That leads me to this Juan Cole piece about how the Obama administration's policy towards Iran affects gas prices:
Frum is likely correct that there isn’t that much speculation involved in trading oil futures nowadays. While 10% or 15% of the price of petroleum may derive from traders building the Iran crisis into futures contracts (which isn’t really speculation), mostly petroleum is high because demand is exceeding supply. Otherwise there should be a lot of petroleum just sitting around in depots, which is not the case.
But Frum then went on to say that there were two ways Obama could affect the price of petroleum. He could release some American reserves of petroleum, and he could offer more clarity on his Iran policy.
And this is where Frum went off the rails. Obama cannot reduce the price of petroleum simply by being clearer on his Iran policy. In fact, it is the clarity of that policy that is contributing to high prices. A more vague and ambiguous policy is what might calm the markets.

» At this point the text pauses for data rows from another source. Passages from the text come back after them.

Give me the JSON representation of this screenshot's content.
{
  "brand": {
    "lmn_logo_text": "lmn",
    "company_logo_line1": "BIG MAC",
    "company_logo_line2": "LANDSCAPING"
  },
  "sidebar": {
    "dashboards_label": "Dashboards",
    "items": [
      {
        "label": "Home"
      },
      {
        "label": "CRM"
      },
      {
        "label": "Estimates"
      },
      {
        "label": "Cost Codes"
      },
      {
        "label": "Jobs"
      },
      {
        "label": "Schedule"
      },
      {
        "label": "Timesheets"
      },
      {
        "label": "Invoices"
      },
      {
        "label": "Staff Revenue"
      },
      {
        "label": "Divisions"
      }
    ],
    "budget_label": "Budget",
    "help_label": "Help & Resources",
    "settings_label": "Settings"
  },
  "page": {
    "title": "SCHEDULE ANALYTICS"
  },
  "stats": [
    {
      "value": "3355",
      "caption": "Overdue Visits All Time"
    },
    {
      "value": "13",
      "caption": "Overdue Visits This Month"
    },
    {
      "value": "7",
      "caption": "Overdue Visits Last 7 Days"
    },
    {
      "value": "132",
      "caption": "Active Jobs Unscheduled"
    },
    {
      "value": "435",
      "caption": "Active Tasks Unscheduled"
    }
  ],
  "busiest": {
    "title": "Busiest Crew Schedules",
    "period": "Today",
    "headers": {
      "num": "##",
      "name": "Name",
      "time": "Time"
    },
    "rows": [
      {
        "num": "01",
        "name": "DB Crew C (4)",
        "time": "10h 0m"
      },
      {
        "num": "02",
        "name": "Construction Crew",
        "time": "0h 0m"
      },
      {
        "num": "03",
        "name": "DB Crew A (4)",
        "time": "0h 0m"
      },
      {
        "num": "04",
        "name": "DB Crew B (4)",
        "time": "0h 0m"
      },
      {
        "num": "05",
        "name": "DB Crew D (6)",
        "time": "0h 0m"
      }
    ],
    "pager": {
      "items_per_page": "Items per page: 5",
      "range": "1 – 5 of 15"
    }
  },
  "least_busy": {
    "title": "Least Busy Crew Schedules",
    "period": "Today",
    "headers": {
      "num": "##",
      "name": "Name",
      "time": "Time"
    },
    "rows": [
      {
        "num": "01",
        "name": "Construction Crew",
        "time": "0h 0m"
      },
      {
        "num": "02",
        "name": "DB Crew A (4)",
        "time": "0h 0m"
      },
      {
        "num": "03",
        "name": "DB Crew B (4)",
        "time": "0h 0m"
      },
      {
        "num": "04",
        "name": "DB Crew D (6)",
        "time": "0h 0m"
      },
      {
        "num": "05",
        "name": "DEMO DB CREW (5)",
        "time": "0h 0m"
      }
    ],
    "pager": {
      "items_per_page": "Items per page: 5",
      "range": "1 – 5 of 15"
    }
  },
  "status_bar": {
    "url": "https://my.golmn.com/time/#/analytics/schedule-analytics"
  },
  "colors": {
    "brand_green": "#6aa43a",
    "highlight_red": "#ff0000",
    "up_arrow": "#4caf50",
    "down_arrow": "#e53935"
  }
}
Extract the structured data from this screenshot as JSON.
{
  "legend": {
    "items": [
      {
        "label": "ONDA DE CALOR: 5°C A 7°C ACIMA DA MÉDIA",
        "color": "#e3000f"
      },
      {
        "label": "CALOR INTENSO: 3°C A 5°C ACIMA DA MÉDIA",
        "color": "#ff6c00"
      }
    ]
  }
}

Obama’s Iran policy is to visit crippling sanctions on Iran and to attempt to impose a financial embargo on the sale of Iranian petroleum. If you are an oil futures trader and you hear that, you might well conclude that Obama is trying to take Iranian petroleum off the market. You would be right. Guess what: less supply, assuming constant or increasing demand, equals higher prices. So you’d build that into the futures bids. And that would cause gasoline prices to rise or stay high.
Even if Obama took Cole's advice gas would still be really expensive. And that's because of the basic supply and demand issue. We should take Cole's advice on Iran for the sake of both gas prices and Iran/US relations in general. But gas prices will continue be a problem until we develop alternative fuel sources and bend the demand curve.